If this one found you where you live, send it to one woman who's masking so hard you'd never guess. That's how the silence breaks — one woman handing it to another.
Free Mental Health Resources
All resources below were verified against official sources in May 2026. Every one is free.
In the U.S.
988 Suicide & Crisis Lifeline — Call or text 988, or chat at 988lifeline.org. Free, confidential, 24/7, for anyone in suicidal, mental health, or substance-use crisis. When you call, you can press 1 for the Veterans Crisis Line, 2 for the Spanish line, 3 for the LGBTQI+ Youth line, and 4 for the Native and Strong Lifeline. Services in English, Spanish, and 240+ languages, plus ASL support at 988lifeline.org.
Crisis Text Line — Text HOME to 741741. Free, 24/7 support by text with a trained crisis counselor. Good if talking on the phone feels like too much.
SAMHSA National Helpline — 1-800-662-HELP (4357). Free, confidential, 24/7, 365 days a year, in English and Spanish. This is the one for referrals — it connects you to local treatment, support groups, and community resources for mental health and/or substance use. (Not a crisis line — use 988 for crisis.)
NAMI HelpLine — Call 800-950-6264, or text "NAMI" to 62640, Monday–Friday, 10 a.m.–10 p.m.
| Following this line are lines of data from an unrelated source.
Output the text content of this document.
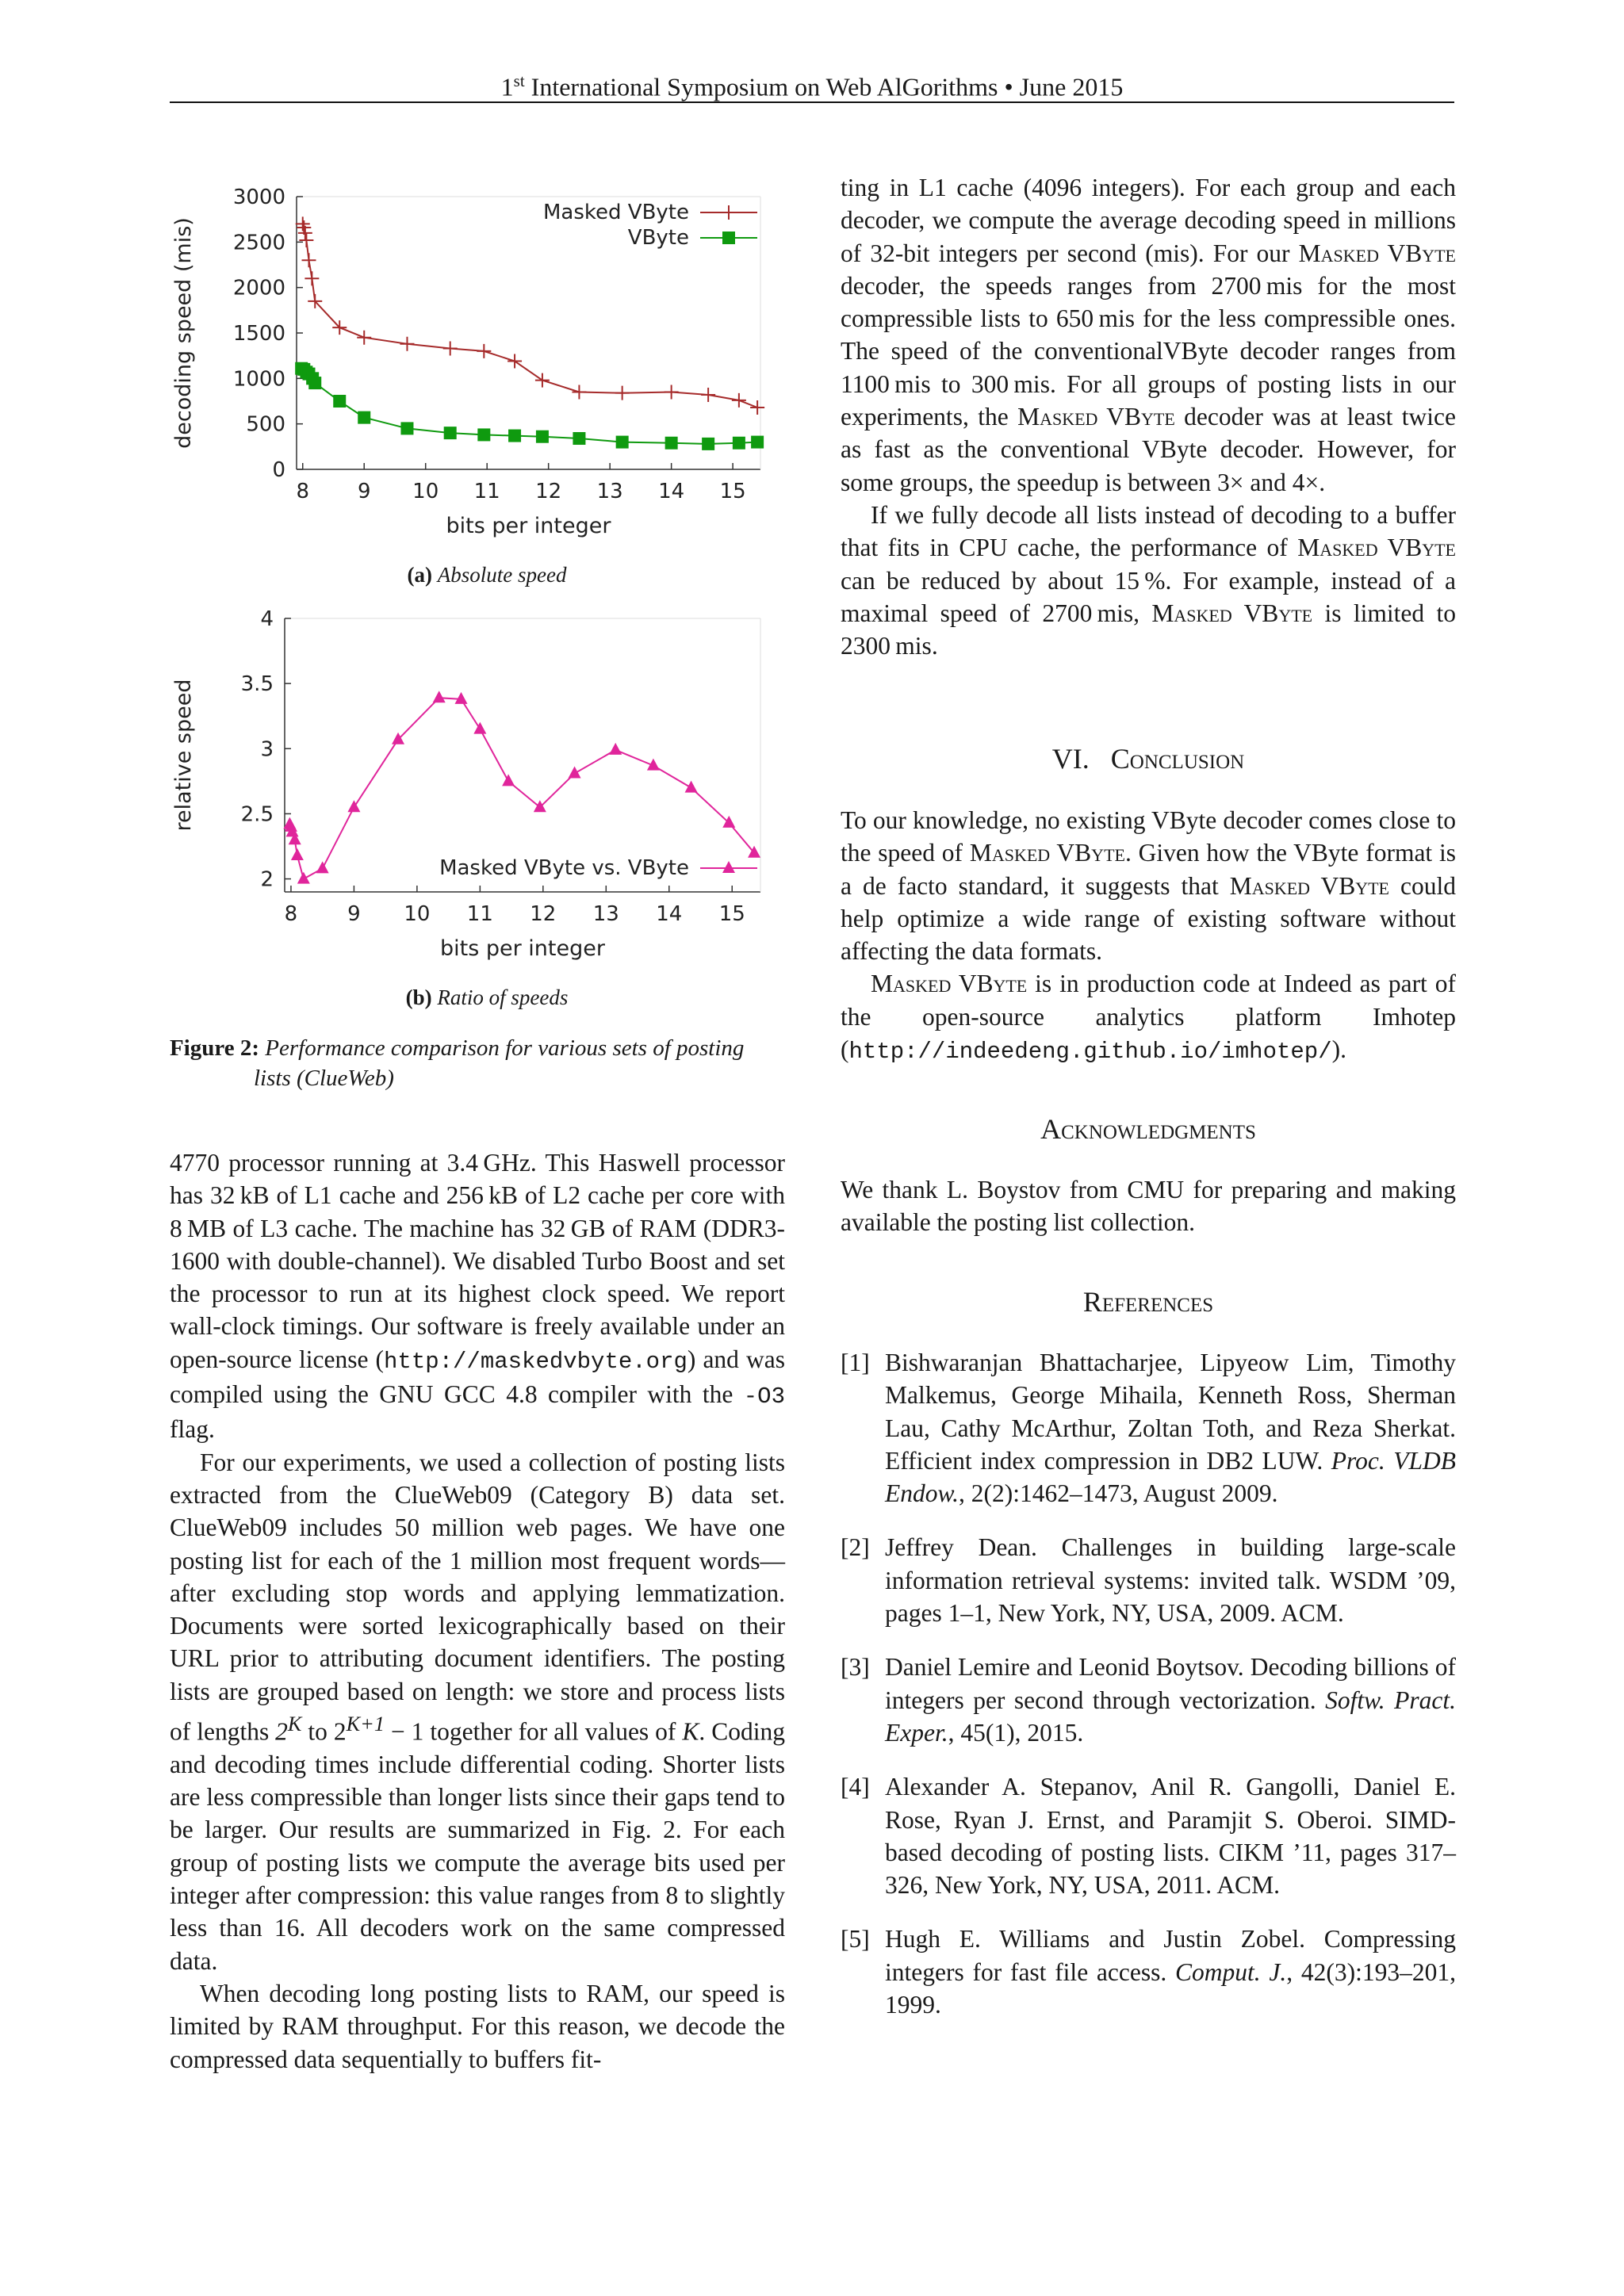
1st International Symposium on Web AlGorithms • June 2015
0
500
1000
1500
2000
2500
3000
8 9 10 11 12 13 14 15
bits per integer
decoding speed (mis)
Masked VByte
VByte
(a) Absolute speed
2
2.5
3
3.5
4
8 9 10 11 12 13 14 15
bits per integer
relative speed
Masked VByte vs. VByte
(b) Ratio of speeds
Figure 2: Performance comparison for various sets of posting
lists (ClueWeb)

4770 processor running at 3.4 GHz. This Haswell processor has 32 kB of L1 cache and 256 kB of L2 cache per core with 8 MB of L3 cache. The machine has 32 GB of RAM (DDR3-1600 with double-channel). We disabled Turbo Boost and set the processor to run at its highest clock speed. We report wall-clock timings. Our software is freely available under an open-source license (http://maskedvbyte.org) and was compiled using the GNU GCC 4.8 compiler with the -O3 flag.

For our experiments, we used a collection of posting lists extracted from the ClueWeb09 (Category B) data set. ClueWeb09 includes 50 million web pages. We have one posting list for each of the 1 million most frequent words—after excluding stop words and applying lemmatization. Documents were sorted lexicographically based on their URL prior to attributing document identifiers. The posting lists are grouped based on length: we store and process lists of lengths $2^K$ to $2^{K+1} - 1$ together for all values of K. Coding and decoding times include differential coding. Shorter lists are less compressible than longer lists since their gaps tend to be larger. Our results are summarized in Fig. 2. For each group of posting lists we compute the average bits used per integer after compression: this value ranges from 8 to slightly less than 16. All decoders work on the same compressed data.

When decoding long posting lists to RAM, our speed is limited by RAM throughput. For this reason, we decode the compressed data sequentially to buffers fit-

ting in L1 cache (4096 integers). For each group and each decoder, we compute the average decoding speed in millions of 32-bit integers per second (mis). For our Masked VByte decoder, the speeds ranges from 2700 mis for the most compressible lists to 650 mis for the less compressible ones. The speed of the conventionalVByte decoder ranges from 1100 mis to 300 mis. For all groups of posting lists in our experiments, the Masked VByte decoder was at least twice as fast as the conventional VByte decoder. However, for some groups, the speedup is between 3× and 4×.

If we fully decode all lists instead of decoding to a buffer that fits in CPU cache, the performance of Masked VByte can be reduced by about 15 %. For example, instead of a maximal speed of 2700 mis, Masked VByte is limited to 2300 mis.

VI.   Conclusion

To our knowledge, no existing VByte decoder comes close to the speed of Masked VByte. Given how the VByte format is a de facto standard, it suggests that Masked VByte could help optimize a wide range of existing software without affecting the data formats.

Masked VByte is in production code at Indeed as part of the open-source analytics platform Imhotep (http://indeedeng.github.io/imhotep/).

Acknowledgments

We thank L. Boystov from CMU for preparing and making available the posting list collection.

References
[1] Bishwaranjan Bhattacharjee, Lipyeow Lim, Timothy Malkemus, George Mihaila, Kenneth Ross, Sherman Lau, Cathy McArthur, Zoltan Toth, and Reza Sherkat. Efficient index compression in DB2 LUW. Proc. VLDB Endow., 2(2):1462–1473, August 2009.
[2] Jeffrey Dean. Challenges in building large-scale information retrieval systems: invited talk. WSDM ’09, pages 1–1, New York, NY, USA, 2009. ACM.
[3] Daniel Lemire and Leonid Boytsov. Decoding billions of integers per second through vectorization. Softw. Pract. Exper., 45(1), 2015.
[4] Alexander A. Stepanov, Anil R. Gangolli, Daniel E. Rose, Ryan J. Ernst, and Paramjit S. Oberoi. SIMD-based decoding of posting lists. CIKM ’11, pages 317–326, New York, NY, USA, 2011. ACM.
[5] Hugh E. Williams and Justin Zobel. Compressing integers for fast file access. Comput. J., 42(3):193–201, 1999.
ET. Free information, resources, and support for navigating mental health — including for family members and caregivers. (Also not a crisis line — for an active crisis, use 988.)
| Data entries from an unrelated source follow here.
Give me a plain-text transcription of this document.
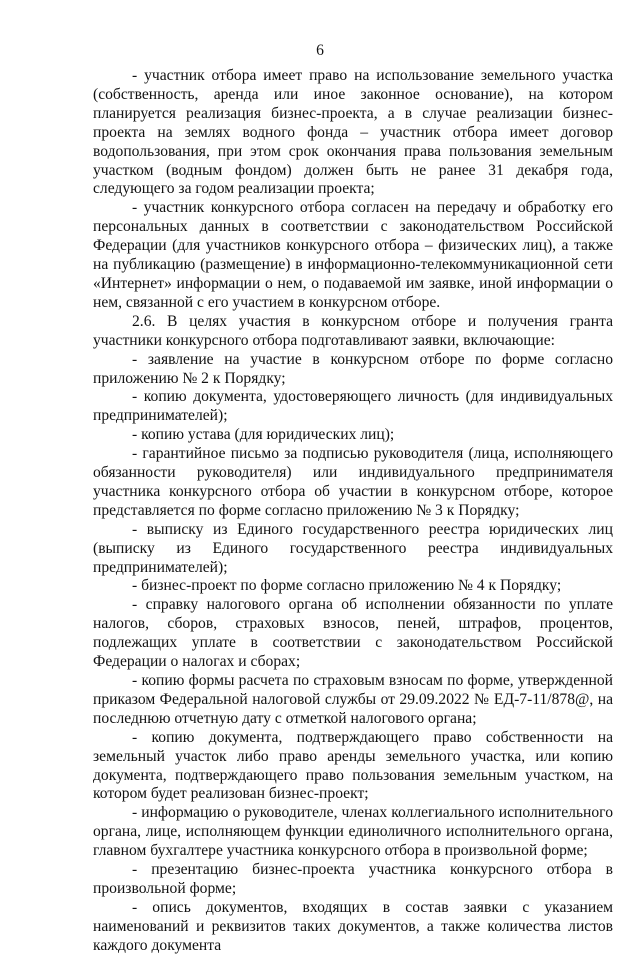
6

- участник отбора имеет право на использование земельного участка (собственность, аренда или иное законное основание), на котором планируется реализация бизнес-проекта, а в случае реализации бизнес-проекта на землях водного фонда – участник отбора имеет договор водопользования, при этом срок окончания права пользования земельным участком (водным фондом) должен быть не ранее 31 декабря года, следующего за годом реализации проекта;

- участник конкурсного отбора согласен на передачу и обработку его персональных данных в соответствии с законодательством Российской Федерации (для участников конкурсного отбора – физических лиц), а также на публикацию (размещение) в информационно-телекоммуникационной сети «Интернет» информации о нем, о подаваемой им заявке, иной информации о нем, связанной с его участием в конкурсном отборе.

2.6. В целях участия в конкурсном отборе и получения гранта участники конкурсного отбора подготавливают заявки, включающие:

- заявление на участие в конкурсном отборе по форме согласно приложению № 2 к Порядку;

- копию документа, удостоверяющего личность (для индивидуальных предпринимателей);

- копию устава (для юридических лиц);

- гарантийное письмо за подписью руководителя (лица, исполняющего обязанности руководителя) или индивидуального предпринимателя участника конкурсного отбора об участии в конкурсном отборе, которое представляется по форме согласно приложению № 3 к Порядку;

- выписку из Единого государственного реестра юридических лиц (выписку из Единого государственного реестра индивидуальных предпринимателей);

- бизнес-проект по форме согласно приложению № 4 к Порядку;

- справку налогового органа об исполнении обязанности по уплате налогов, сборов, страховых взносов, пеней, штрафов, процентов, подлежащих уплате в соответствии с законодательством Российской Федерации о налогах и сборах;

- копию формы расчета по страховым взносам по форме, утвержденной приказом Федеральной налоговой службы от 29.09.2022 № ЕД-7-11/878@, на последнюю отчетную дату с отметкой налогового органа;

- копию документа, подтверждающего право собственности на земельный участок либо право аренды земельного участка, или копию документа, подтверждающего право пользования земельным участком, на котором будет реализован бизнес-проект;

- информацию о руководителе, членах коллегиального исполнительного органа, лице, исполняющем функции единоличного исполнительного органа, главном бухгалтере участника конкурсного отбора в произвольной форме;

- презентацию бизнес-проекта участника конкурсного отбора в произвольной форме;

- опись документов, входящих в состав заявки с указанием наименований и реквизитов таких документов, а также количества листов каждого документа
Outside the U.S. / Worldwide
Find A Helpline — findahelpline.com. A free, verified directory of crisis and emotional-support helplines in over 130 countries. Pick your country and it shows you the free, confirmed options near you — call, text, or chat.
Befrienders Worldwide — befrienders.org. An international network of 90+ emotional-support and suicide-prevention centers around the globe. Use their members directory to find your nearest local center.
International Association for Suicide Prevention (IASP) — iasp.info/crisis-centres-helplines. A worldwide list of crisis centers and helplines by country and region.
If you're anywhere in the world and you're in immediate danger, please contact your local emergency number right away.
See you in the fall. Go enjoy your fucking summer!